Several significant findings emerged from the review of the research data. These exceptional leaders scored significantly differently on several measures (both higher and lower) than do most others. For example, they:
- Are keenly aware of their own relative strengths and weaknesses, and willing to publicly acknowledge their shortcomings and to deliberately hire team members who complement and compensate for them.
- Develop trusting relationships with others around, above and below them because of their demonstrated genuine interest and commitment to helping others achieve their goals and to solving their problems.
- Are not “naturally” extroverted; they are well-received in their interactions with others and have earned multiple leadership positions because of their comfort and history in handling some difficult, politically-charged situations.
- Will be driven, results-oriented, hold others accountable for their performance and will not be overly concerned with criticizing others when appropriate.
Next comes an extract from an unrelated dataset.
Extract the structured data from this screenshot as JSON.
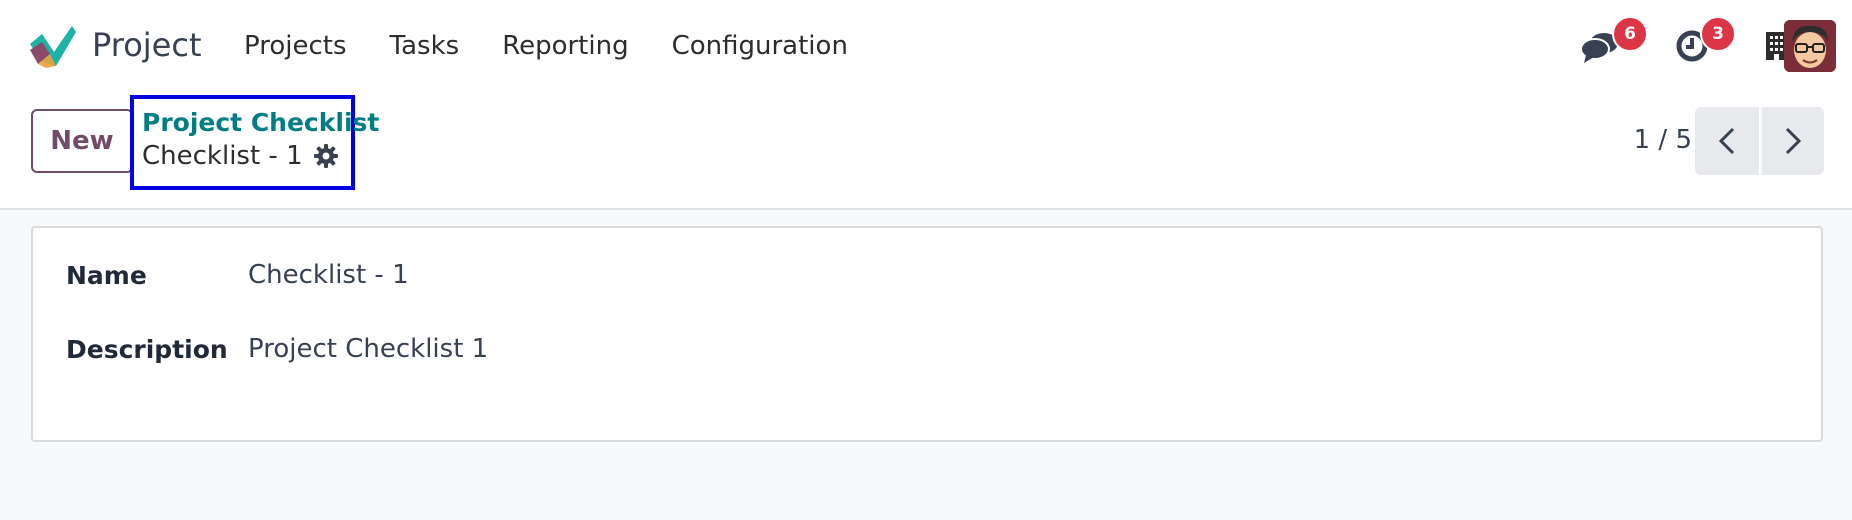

It is important to note that one of this study’s unexpected results found that the participants’ confidence levels were only within the average range compared to the general population. In a subsequent follow-up conversation with one of the participants, Sister Mary Jean Ryan, former CEO of SSM Health Care in St. Louis, she explained she always tried to be cautious in making most decisions and did not want to apply a Band-Aid when a more complex solution was required. She also shared that throughout her career, most of the people who struck her as being overly confident typically did not have any good reason for acting that way.
Blind spots identified
Some critical differences and blind spots also were identified among these senior executives’ perceptions of the requirements for success in their positions and their own demonstrated leadership attributes. For example, they minimized the importance of prior academic performance and the importance of being able to learn new information quickly. Yet, they themselves had performed at a superior level while in school, enjoyed learning new academic skills and were comfortable and effective at picking up new information from different sources on the fly.
Brian Dieter, FACHE, president and CEO, Mary Greeley Medical Center in Ames, Iowa, a 2019 recipient of the Baldrige Award, shares that applying these findings helped him select candidates with confidence, knowing more about how they work and how they prefer to receive feedback. He believes this ultimately improves the likelihood of success both for the individual and the organization.
Given all the tremendous, documented risks and costs associated with a wrong leadership hiring decision, these results underscore the need to objectively cross-validate each organization’s unique needs up front and to systematically evaluate prospective candidates relative to these criteria.